Over the last two years, learning professionals and educational institutions have evolved with the need for online instruction. Now, at the time of this article, universities and work learning environments have adapted more hybrid or blended learning approaches. Teachers and trainers have had to become more comfortable and proficient at engaging learners online. This means that they have had to become more tech-savvy and creative with software and authoring tools. The proliferation of information and communications technology requires a variety of additional teaching skills and competencies that have to be developed by learning professionals over and above subject matter knowledge, in order to be effective and efficient (Naidu, 2014). The traditional routine of instruction consisting of lecture, papers, tests, and quizzes are not sufficient for engagement in a virtual environment. Effective instruction requires instructors to not be just subject matter experts but also facilitators and mentors (Walden). Instructors need to be skilled at facilitating achromous discussion. This involves posting engaging questions relevant to the content, while also monitoring and responding to posts made by students. As a mentor, instructors need to vigilant foster an online community by assigning group work and encouraging communication among students (Walden).

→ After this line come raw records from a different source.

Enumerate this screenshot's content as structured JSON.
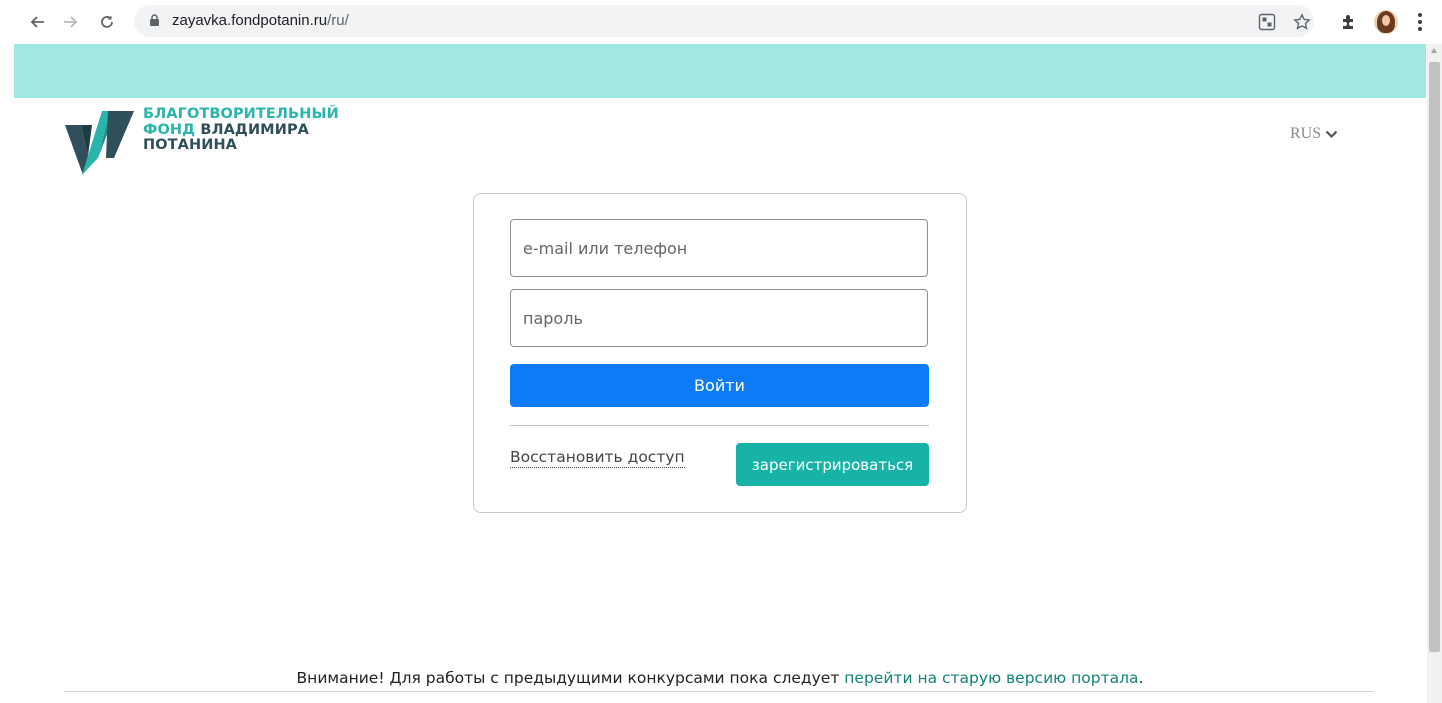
{
  "browser": {
    "url_domain": "zayavka.fondpotanin.ru",
    "url_path": "/ru/",
    "icons": [
      "back-icon",
      "forward-icon",
      "reload-icon",
      "lock-icon",
      "translate-icon",
      "star-icon",
      "extensions-icon",
      "profile-avatar",
      "menu-icon"
    ]
  },
  "header": {
    "band_color": "#a3e8e0",
    "logo": {
      "line1": "БЛАГОТВОРИТЕЛЬНЫЙ",
      "line2a": "ФОНД",
      "line2b": "ВЛАДИМИРА",
      "line3": "ПОТАНИНА"
    },
    "language": "RUS"
  },
  "login": {
    "email_placeholder": "e-mail или телефон",
    "password_placeholder": "пароль",
    "login_button": "Войти",
    "restore_link": "Восстановить доступ",
    "register_button": "зарегистрироваться"
  },
  "footer": {
    "notice_text": "Внимание! Для работы с предыдущими конкурсами пока следует ",
    "notice_link": "перейти на старую версию портала",
    "notice_end": "."
  },
  "colors": {
    "primary_button": "#0d7bf5",
    "register_button": "#18b3a7",
    "link": "#138377"
  }
}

Distance learning has and will continue to be tolerated by some and more accepted by others. Newer generations feel more at home in virtual work and learning environments. This new generation of learners will not see the distinction between brick-and-mortar and online/distance learning the way older generations see it. Work environments typically have a curriculum that is hybrid in nature, offering both online and in-person, synchronous, and asynchronous instruction. As time lapses from when virtual learning and telework environments did not exist, newer generations of students and employees will see distance virtual learning/work environments as normal. Online learning will continue to become more normal over time. Some will prefer face-to-face instruction, and some will prefer online instruction.
I don’t feel that I need to be a proponent of distance learning to prove its worth. Even before the pandemic, companies have been recognizing the benefits of virtual training and education over the last two years. Online learning can be cheaper, more adaptable, more flexible, and can reach a wider audience (Morrison et al., 2019). More and more companies are now using learning management systems and are hiring instructional designers. There is a wide market for people who are trying to juggle family and work responsibilities and need online education options. Although I don’t intend to necessarily work as an instructional designer full-time any time soon, I will make sure to highlight my master of instructional design and use the theory and experience therein to improve instruction in my current work with the Veterans Administration. I will utilize information from the works of Piskurich (2015), Mayer (2022), Simonson (2019), and others from the field of instructional design.
Mayer, R. E., & Fiorella, L. (2022). The Cambridge Handbook of Multimedia Learning. Cambridge University Press.
Naidu, S. (2014). Looking back, looking forward: the invention and reinvention of distance education. Distance Education, 35(3), 263-270.
Morrison, G. R., Ross, S., Morrison, J. R., & Kalman, H. K. (2019). Designing effective instruction. Wiley.
Piskurich, G. M. (2015). Rapid instructional design: Learning Id fast and right, 3rd edition. John Wiley & Sons.
Simonson, M., Zvacek, S., & Smaldino, S. (2019). Teaching and learning at a distance: Foundations of distance education (7th ed.) Information Age Publishing.